De plus, nous savons que Georges III, comme certains de ses fils était très sensible aux rayons du soleil, et qu'en conséquence, il se protégeait en portant des chapeaux à visière et des habits aux manches très longues.Or il est admis qu'en cas de porphyrie, des cloques dermiques très douloureuses peuvent survenir à la moindre exposition solaire. C'est d'ailleurs ce que signale à son entourage le duc de Kent, atteint lui aussi de porphyrie, au cours d'une exposition au soleil de Gibraltar.

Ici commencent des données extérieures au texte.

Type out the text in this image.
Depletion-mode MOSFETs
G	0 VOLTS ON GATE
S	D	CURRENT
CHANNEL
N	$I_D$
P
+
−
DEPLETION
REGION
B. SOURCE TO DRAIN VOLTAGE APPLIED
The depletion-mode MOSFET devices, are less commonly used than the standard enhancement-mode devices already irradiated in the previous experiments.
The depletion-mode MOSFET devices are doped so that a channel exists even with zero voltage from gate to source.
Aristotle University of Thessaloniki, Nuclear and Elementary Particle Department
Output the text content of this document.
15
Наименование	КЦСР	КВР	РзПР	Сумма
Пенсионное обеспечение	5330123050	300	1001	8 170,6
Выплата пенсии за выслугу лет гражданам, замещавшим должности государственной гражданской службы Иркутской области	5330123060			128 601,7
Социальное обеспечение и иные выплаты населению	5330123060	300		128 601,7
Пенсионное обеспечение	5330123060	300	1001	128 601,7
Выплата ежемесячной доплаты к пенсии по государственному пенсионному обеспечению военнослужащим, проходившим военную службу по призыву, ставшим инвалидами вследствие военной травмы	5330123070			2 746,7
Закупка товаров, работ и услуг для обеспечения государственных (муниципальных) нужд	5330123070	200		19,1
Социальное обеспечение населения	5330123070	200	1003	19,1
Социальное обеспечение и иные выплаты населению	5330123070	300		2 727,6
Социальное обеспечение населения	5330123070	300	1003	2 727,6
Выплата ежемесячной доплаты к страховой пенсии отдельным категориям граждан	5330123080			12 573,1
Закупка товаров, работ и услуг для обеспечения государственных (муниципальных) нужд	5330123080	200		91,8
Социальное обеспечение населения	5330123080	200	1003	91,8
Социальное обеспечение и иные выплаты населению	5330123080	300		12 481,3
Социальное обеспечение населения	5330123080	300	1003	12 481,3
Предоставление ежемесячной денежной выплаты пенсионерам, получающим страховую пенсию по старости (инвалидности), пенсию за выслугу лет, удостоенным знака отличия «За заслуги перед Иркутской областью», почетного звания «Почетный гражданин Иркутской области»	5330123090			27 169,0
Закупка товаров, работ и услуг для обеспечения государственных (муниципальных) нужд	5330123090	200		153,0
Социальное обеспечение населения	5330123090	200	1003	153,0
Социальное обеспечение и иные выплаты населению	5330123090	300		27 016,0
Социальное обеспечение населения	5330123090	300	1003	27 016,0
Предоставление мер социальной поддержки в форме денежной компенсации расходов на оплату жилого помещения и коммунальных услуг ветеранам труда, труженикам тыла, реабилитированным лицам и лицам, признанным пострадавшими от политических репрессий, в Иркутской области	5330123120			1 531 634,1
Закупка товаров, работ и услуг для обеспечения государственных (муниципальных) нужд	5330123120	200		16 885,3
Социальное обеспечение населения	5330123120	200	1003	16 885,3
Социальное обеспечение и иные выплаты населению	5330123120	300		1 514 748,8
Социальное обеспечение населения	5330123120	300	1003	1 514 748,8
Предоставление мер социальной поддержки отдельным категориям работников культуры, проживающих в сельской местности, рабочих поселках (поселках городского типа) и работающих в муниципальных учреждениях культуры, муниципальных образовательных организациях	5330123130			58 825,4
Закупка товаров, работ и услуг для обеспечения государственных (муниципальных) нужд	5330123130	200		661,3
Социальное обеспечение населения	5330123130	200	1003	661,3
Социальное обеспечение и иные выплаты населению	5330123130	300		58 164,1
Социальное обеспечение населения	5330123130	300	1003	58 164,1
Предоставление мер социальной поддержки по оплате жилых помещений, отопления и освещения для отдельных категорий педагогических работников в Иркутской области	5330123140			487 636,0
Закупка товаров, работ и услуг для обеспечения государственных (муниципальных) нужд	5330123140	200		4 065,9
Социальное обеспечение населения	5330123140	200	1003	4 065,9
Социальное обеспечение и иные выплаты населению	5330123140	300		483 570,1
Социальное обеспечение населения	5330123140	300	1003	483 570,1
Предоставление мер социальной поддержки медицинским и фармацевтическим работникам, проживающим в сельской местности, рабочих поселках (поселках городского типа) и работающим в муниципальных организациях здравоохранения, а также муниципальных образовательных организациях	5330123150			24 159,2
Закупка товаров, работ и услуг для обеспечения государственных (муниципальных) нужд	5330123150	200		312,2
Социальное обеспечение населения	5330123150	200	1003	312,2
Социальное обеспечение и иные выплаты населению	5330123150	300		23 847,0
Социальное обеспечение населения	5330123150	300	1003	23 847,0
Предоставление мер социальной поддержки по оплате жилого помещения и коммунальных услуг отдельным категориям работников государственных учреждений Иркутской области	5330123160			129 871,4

En résumé il est fort problable que Georges III devint aveugle, non pas à cause de la cataracte, mais plutôt en raison de l'existence de troubles circulatoires choriorétiniens évoluant par poussées et ayant entraîné des altérations vasculaires définitives.
Cette maladie est due à un défaut enzymatique dans la production des protéines contenues dans le sang (hémoglobine) et dans les tissus (myoglobines). Divers facteurs environnementaux déclenchent parfois les crises de porphyrie aiguë (soleil, alcool, jeûne...). La couleur des urines est typique, "porto", après exposition à la lumière.
Urines de malade avant et après exposition à la lumière
Collection Pr.D.Storck CHU Strasbourg
Le dosage des porphyrines urinaires fait le diagnostic.
Des mesures hygiéno-diététiques permettent d'éviter les crises aiguës (apport important de glucides).